To the best of our knowledge, this is the first systematic review to address IDA and VDD relationship. This review is strengthened by the inclusion of both cross-sectional studies and trials. However, this review is also limited by the small number of studies, with many of the included trials not originally designed for the primary outcomes intended for this review. The primary objective of some of these trials was to investigate the effect of iron on FGF-23.[16,17,19] Different types of outcome measures reported, Vitamin D dosages, duration of supplementation, and participants are the other factors producing heterogeneity. Several studies were conducted in Korean population with low generalization of the results and papers included were from very diverse age-strata.

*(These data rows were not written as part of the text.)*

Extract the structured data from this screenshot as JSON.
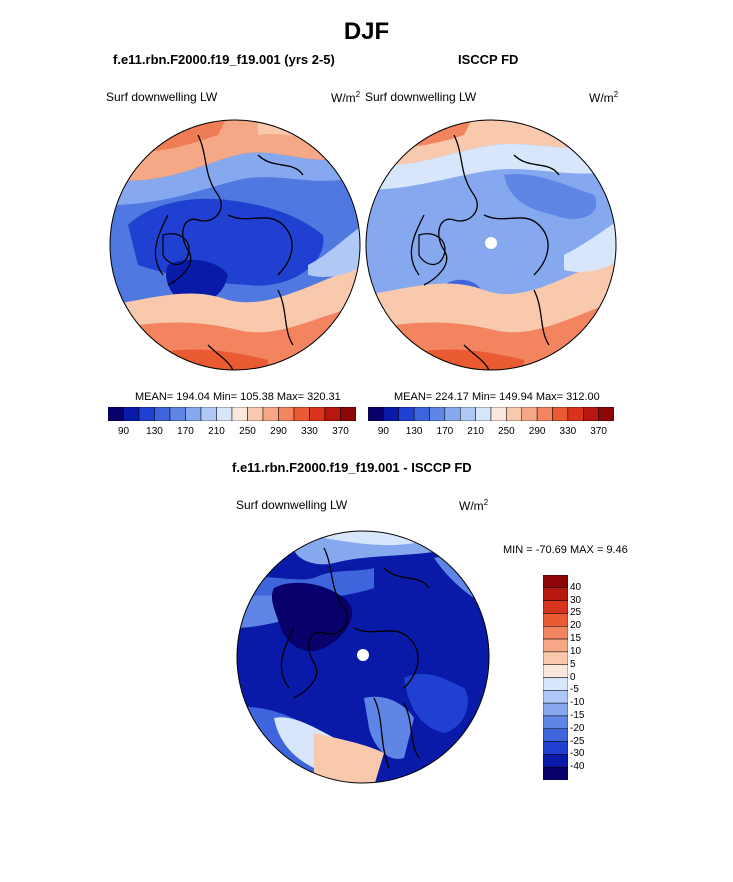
{
  "figure_title": "DJF",
  "panels": {
    "top_left": {
      "title": "f.e11.rbn.F2000.f19_f19.001 (yrs 2-5)",
      "left_label": "Surf downwelling LW",
      "units": "W/m",
      "units_sup": "2",
      "stats": "MEAN= 194.04  Min= 105.38  Max= 320.31"
    },
    "top_right": {
      "title": "ISCCP FD",
      "left_label": "Surf downwelling LW",
      "units": "W/m",
      "units_sup": "2",
      "stats": "MEAN= 224.17  Min= 149.94  Max= 312.00"
    },
    "bottom": {
      "title": "f.e11.rbn.F2000.f19_f19.001 - ISCCP FD",
      "left_label": "Surf downwelling LW",
      "units": "W/m",
      "units_sup": "2",
      "minmax": "MIN = -70.69 MAX =   9.46"
    }
  },
  "colorbar_top": {
    "colors": [
      "#08006b",
      "#0a1aa8",
      "#1f40d0",
      "#3f65dc",
      "#5f86e6",
      "#86a8ee",
      "#afc8f5",
      "#d8e6fb",
      "#fae8dc",
      "#f9c9ae",
      "#f6a785",
      "#f2845f",
      "#ea5a33",
      "#d8341c",
      "#b8170f",
      "#8c0705"
    ],
    "labels": [
      "90",
      "130",
      "170",
      "210",
      "250",
      "290",
      "330",
      "370"
    ]
  },
  "colorbar_diff": {
    "colors": [
      "#08006b",
      "#0a1aa8",
      "#1f40d0",
      "#3f65dc",
      "#5f86e6",
      "#86a8ee",
      "#afc8f5",
      "#d8e6fb",
      "#fae8dc",
      "#f9c9ae",
      "#f6a785",
      "#f2845f",
      "#ea5a33",
      "#d8341c",
      "#b8170f",
      "#8c0705"
    ],
    "labels": [
      "40",
      "30",
      "25",
      "20",
      "15",
      "10",
      "5",
      "0",
      "-5",
      "-10",
      "-15",
      "-20",
      "-25",
      "-30",
      "-40"
    ]
  }
}
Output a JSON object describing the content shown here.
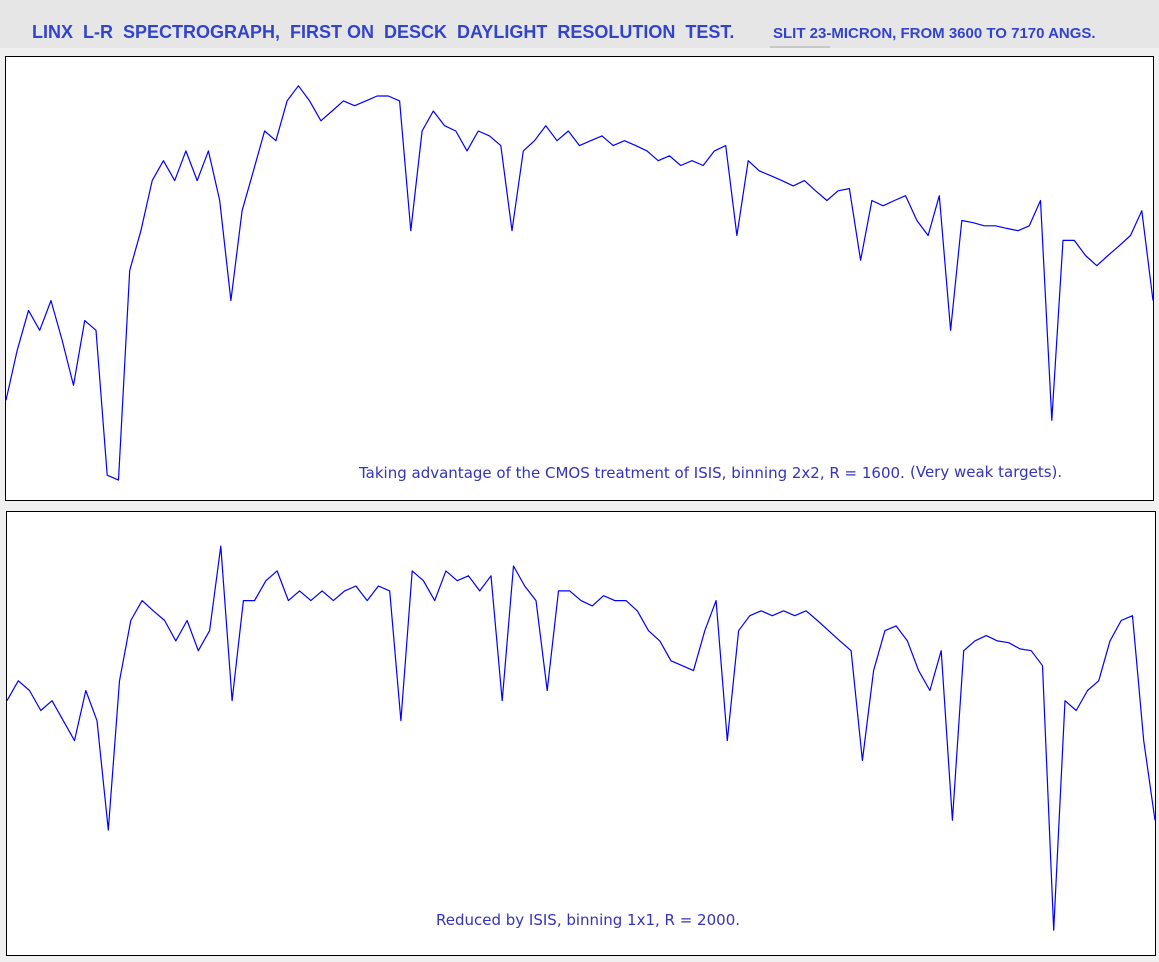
{
  "header": {
    "title": "LINX  L-R  SPECTROGRAPH,  FIRST ON  DESCK  DAYLIGHT  RESOLUTION  TEST.",
    "subtitle": "SLIT 23-MICRON, FROM 3600 TO 7170 ANGS."
  },
  "chart_data": [
    {
      "type": "line",
      "color": "#0000ff",
      "xlim": [
        3600,
        7170
      ],
      "ylim": [
        0,
        100
      ],
      "x": [
        3600,
        3635,
        3670,
        3705,
        3740,
        3775,
        3810,
        3845,
        3880,
        3915,
        3950,
        3985,
        4020,
        4055,
        4090,
        4125,
        4160,
        4195,
        4230,
        4265,
        4300,
        4335,
        4370,
        4405,
        4440,
        4475,
        4510,
        4545,
        4580,
        4615,
        4650,
        4685,
        4720,
        4755,
        4790,
        4825,
        4860,
        4895,
        4930,
        4965,
        5000,
        5035,
        5070,
        5105,
        5140,
        5175,
        5210,
        5245,
        5280,
        5315,
        5350,
        5385,
        5420,
        5455,
        5490,
        5525,
        5560,
        5595,
        5630,
        5665,
        5700,
        5735,
        5770,
        5805,
        5840,
        5875,
        5910,
        5945,
        5980,
        6015,
        6050,
        6085,
        6120,
        6155,
        6190,
        6225,
        6260,
        6295,
        6330,
        6365,
        6400,
        6435,
        6470,
        6505,
        6540,
        6575,
        6610,
        6645,
        6680,
        6715,
        6750,
        6785,
        6820,
        6855,
        6890,
        6925,
        6960,
        6995,
        7030,
        7065,
        7100,
        7135,
        7170
      ],
      "values": [
        22.5,
        33.8,
        42.8,
        38.3,
        45,
        36,
        25.9,
        40.5,
        38.3,
        5.6,
        4.5,
        51.8,
        60.8,
        72.1,
        76.6,
        72.1,
        78.8,
        72.1,
        78.8,
        67.6,
        45,
        65.3,
        74.3,
        83.3,
        81.1,
        90.1,
        93.5,
        90.1,
        85.6,
        87.8,
        90.1,
        89,
        90.1,
        91.2,
        91.2,
        90.1,
        60.8,
        83.3,
        87.8,
        84.5,
        83.3,
        78.8,
        83.3,
        82.2,
        80,
        60.8,
        78.8,
        81.1,
        84.5,
        81.1,
        83.3,
        80,
        81.1,
        82.2,
        80,
        81.1,
        80,
        78.8,
        76.6,
        77.7,
        75.5,
        76.6,
        75.5,
        78.8,
        80,
        59.7,
        76.6,
        74.3,
        73.2,
        72.1,
        70.9,
        72.1,
        69.8,
        67.6,
        69.8,
        70.3,
        54.1,
        67.6,
        66.4,
        67.6,
        68.7,
        63.1,
        59.7,
        68.7,
        38.3,
        63.1,
        62.6,
        61.9,
        61.9,
        61.3,
        60.8,
        61.9,
        67.6,
        18,
        58.6,
        58.6,
        55.2,
        52.9,
        55.2,
        57.4,
        59.7,
        65.3,
        45
      ],
      "annotations": [
        "Taking advantage of the CMOS treatment of ISIS, binning 2x2, R = 1600.",
        "(Very weak targets)."
      ]
    },
    {
      "type": "line",
      "color": "#0000ff",
      "xlim": [
        3600,
        7170
      ],
      "ylim": [
        0,
        100
      ],
      "x": [
        3600,
        3635,
        3670,
        3705,
        3740,
        3775,
        3810,
        3845,
        3880,
        3915,
        3950,
        3985,
        4020,
        4055,
        4090,
        4125,
        4160,
        4195,
        4230,
        4265,
        4300,
        4335,
        4370,
        4405,
        4440,
        4475,
        4510,
        4545,
        4580,
        4615,
        4650,
        4685,
        4720,
        4755,
        4790,
        4825,
        4860,
        4895,
        4930,
        4965,
        5000,
        5035,
        5070,
        5105,
        5140,
        5175,
        5210,
        5245,
        5280,
        5315,
        5350,
        5385,
        5420,
        5455,
        5490,
        5525,
        5560,
        5595,
        5630,
        5665,
        5700,
        5735,
        5770,
        5805,
        5840,
        5875,
        5910,
        5945,
        5980,
        6015,
        6050,
        6085,
        6120,
        6155,
        6190,
        6225,
        6260,
        6295,
        6330,
        6365,
        6400,
        6435,
        6470,
        6505,
        6540,
        6575,
        6610,
        6645,
        6680,
        6715,
        6750,
        6785,
        6820,
        6855,
        6890,
        6925,
        6960,
        6995,
        7030,
        7065,
        7100,
        7135,
        7170
      ],
      "values": [
        57.4,
        61.9,
        59.7,
        55.2,
        57.4,
        52.9,
        48.4,
        59.7,
        52.9,
        28.2,
        61.9,
        75.5,
        80,
        77.7,
        75.5,
        70.9,
        75.5,
        68.7,
        73.2,
        92.3,
        57.4,
        80,
        80,
        84.5,
        86.7,
        80,
        82.2,
        80,
        82.2,
        80,
        82.2,
        83.3,
        80,
        83.3,
        82.2,
        52.9,
        86.7,
        84.5,
        80,
        86.7,
        84.5,
        85.6,
        82.2,
        85.6,
        57.4,
        87.8,
        83.3,
        80,
        59.7,
        82.2,
        82.2,
        80,
        78.8,
        81.1,
        80,
        80,
        77.7,
        73.2,
        70.9,
        66.4,
        65.3,
        64.2,
        73.2,
        80,
        48.4,
        73.2,
        76.6,
        77.7,
        76.6,
        77.7,
        76.6,
        77.7,
        75.5,
        73.2,
        70.9,
        68.7,
        43.9,
        64.2,
        73.2,
        74.3,
        70.9,
        64.2,
        59.7,
        68.7,
        30.4,
        68.7,
        70.9,
        72.1,
        70.9,
        70.5,
        69.1,
        68.7,
        65.3,
        5.6,
        57.4,
        55.2,
        59.7,
        61.9,
        70.9,
        75.5,
        76.6,
        48.4,
        30.4
      ],
      "annotations": [
        "Reduced by ISIS, binning 1x1, R = 2000."
      ]
    }
  ]
}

To further elucidate the role of iron supplementation on Vitamin D, future randomized controlled trials should focus on improving the quality of the study design.
CONCLUSIONS
This systematic review pointed out that the majority of the studies confirmed the existence of a relationship between iron and Vitamin D; but present data do not support a beneficial effect of iron supplementation in the management of VDD. Further studies with large sample sizes and proper designs are needed to highlight underlying cellular, molecular, and genetic mechanisms and to generate good quality evidence.
Financial support and sponsorship
This study was supported by Isfahan University of Medical Sciences.
Conflicts of interest
There are no conflicts of interest.
Acknowledgments
The authors are grateful to thank the authors of the reviewed articles who supplied their paper free of charge.